Sometimes I tend to use the term “gym yoga” in a rather casual way, as if it were its own entity, or, if interpreted by someone who doesn’t know me, not “real yoga.”
I’ve come to the conclusion, however, that there is no such thing as “real yoga.” Even the oft-repeated “2000 years old” history of yoga is sort of sketchy. The documents are difficult to track, and the evolution of the poses themselves seems to have been vastly different from teacher to teacher to teacher in the realm we consider “traditional yoga.” The people who brought yoga to the west brought equally different styles and varieties, and the teachers they spawned have themselves made a mark on the evolution of yoga.
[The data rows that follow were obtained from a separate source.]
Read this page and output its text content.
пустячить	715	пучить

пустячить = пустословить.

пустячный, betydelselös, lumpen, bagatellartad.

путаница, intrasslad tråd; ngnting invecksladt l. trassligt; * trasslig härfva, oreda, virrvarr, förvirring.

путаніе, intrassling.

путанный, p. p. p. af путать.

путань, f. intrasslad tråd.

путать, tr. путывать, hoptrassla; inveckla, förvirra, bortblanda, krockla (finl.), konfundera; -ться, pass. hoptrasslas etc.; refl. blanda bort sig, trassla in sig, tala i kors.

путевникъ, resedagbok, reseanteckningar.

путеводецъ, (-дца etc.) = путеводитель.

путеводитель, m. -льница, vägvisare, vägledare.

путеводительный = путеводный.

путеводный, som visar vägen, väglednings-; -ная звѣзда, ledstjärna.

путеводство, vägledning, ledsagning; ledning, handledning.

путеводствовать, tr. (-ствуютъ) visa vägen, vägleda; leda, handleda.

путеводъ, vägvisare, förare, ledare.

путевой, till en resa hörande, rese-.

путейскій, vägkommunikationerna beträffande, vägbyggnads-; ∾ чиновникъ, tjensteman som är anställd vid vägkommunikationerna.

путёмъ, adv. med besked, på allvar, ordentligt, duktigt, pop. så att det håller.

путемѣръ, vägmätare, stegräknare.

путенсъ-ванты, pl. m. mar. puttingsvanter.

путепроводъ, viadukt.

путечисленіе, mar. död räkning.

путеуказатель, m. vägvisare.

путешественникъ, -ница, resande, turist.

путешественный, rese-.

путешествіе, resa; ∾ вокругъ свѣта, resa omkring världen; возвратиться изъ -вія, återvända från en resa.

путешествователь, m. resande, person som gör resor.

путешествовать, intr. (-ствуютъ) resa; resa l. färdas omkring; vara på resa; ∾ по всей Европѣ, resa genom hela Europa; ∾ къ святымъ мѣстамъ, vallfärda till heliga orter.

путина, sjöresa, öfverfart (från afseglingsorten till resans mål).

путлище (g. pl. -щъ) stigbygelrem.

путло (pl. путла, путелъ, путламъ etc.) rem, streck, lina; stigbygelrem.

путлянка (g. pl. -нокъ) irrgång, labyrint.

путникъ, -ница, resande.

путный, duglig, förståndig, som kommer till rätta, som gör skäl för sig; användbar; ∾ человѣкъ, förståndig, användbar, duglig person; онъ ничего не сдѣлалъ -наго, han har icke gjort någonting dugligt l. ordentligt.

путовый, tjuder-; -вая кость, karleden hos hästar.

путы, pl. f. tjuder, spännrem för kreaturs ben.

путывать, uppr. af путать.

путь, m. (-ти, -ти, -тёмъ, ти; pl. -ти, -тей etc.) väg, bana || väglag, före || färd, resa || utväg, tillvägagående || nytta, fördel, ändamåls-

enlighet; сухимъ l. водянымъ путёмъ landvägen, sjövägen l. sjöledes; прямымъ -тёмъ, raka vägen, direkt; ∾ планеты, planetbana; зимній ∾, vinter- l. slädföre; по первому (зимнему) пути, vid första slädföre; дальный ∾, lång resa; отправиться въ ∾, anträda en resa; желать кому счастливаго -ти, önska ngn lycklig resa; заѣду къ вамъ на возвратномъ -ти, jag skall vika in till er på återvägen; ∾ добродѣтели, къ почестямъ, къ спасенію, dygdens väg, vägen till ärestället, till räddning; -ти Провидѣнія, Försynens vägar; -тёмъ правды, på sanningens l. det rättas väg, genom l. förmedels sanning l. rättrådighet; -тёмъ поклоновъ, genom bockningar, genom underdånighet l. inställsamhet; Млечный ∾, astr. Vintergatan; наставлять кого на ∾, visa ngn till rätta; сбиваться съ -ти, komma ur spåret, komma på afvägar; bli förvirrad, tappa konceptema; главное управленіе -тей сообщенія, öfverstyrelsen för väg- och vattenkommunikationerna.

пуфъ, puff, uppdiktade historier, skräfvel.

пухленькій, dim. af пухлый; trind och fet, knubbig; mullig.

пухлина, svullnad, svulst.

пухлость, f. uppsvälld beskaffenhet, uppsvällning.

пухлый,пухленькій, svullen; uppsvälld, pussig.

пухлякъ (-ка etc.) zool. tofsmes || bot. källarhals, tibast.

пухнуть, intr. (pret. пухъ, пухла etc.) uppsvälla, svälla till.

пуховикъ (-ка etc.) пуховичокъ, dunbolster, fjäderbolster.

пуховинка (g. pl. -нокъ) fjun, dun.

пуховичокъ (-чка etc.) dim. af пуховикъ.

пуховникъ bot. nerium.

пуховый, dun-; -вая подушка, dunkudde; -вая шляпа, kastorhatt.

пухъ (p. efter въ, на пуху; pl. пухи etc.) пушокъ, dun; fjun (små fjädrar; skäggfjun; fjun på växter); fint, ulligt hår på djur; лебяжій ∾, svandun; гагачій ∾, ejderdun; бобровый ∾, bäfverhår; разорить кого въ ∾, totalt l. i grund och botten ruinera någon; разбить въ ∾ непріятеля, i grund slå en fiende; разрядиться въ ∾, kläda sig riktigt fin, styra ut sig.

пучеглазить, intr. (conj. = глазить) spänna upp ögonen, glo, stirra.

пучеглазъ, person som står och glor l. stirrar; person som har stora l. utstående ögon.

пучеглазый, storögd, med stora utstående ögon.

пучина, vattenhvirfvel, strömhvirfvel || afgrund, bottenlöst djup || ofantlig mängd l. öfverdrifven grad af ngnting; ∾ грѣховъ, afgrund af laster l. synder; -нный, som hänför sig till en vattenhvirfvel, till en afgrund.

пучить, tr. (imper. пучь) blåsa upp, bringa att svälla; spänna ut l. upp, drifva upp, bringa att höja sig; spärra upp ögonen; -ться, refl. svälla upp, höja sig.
“Power yoga,” for example, was greeted with great skepticism in the yoga community at first. I actually remember reading an interview with Baron Baptiste in Sassy Magazine when I was in high school. No kidding. Even Sassy seemed to be a little unsure of the ideas of “power” and “yoga” being combined.
But look at it now. Most every yoga studio in America has some version of power yoga in it now, as do most gyms. Yoga evolves, and changes, and western individuality and creativity is creating space for our western minds to calm down and relax our western bodies… so to speak.
I loooove gym yoga. I am passionate about BodyFlow, as you probably know. BodyFlow is amazing. I love the music and choreography. I love how it makes me feel strong and empowered, helps me tune into what’s going on in my head, and to help me let it all go.
Also, due to the variety of backgrounds of yoga teachers gyms hire – from those trained in small studios to those trained by gym-oriented YogaFit – members can learn a lot about several different styles of yoga without having to hop from studio to studio, or sometimes, even travel to another city.
I would never be the one to say gym yoga is secondary to studio yoga. Gyms can have pricey memberships, but it’s affordable to most people. When you compare them to studio prices, they are super cheap. I love being able to spread the yoga love to everyone, not just those of the upper-middle-class and beyond.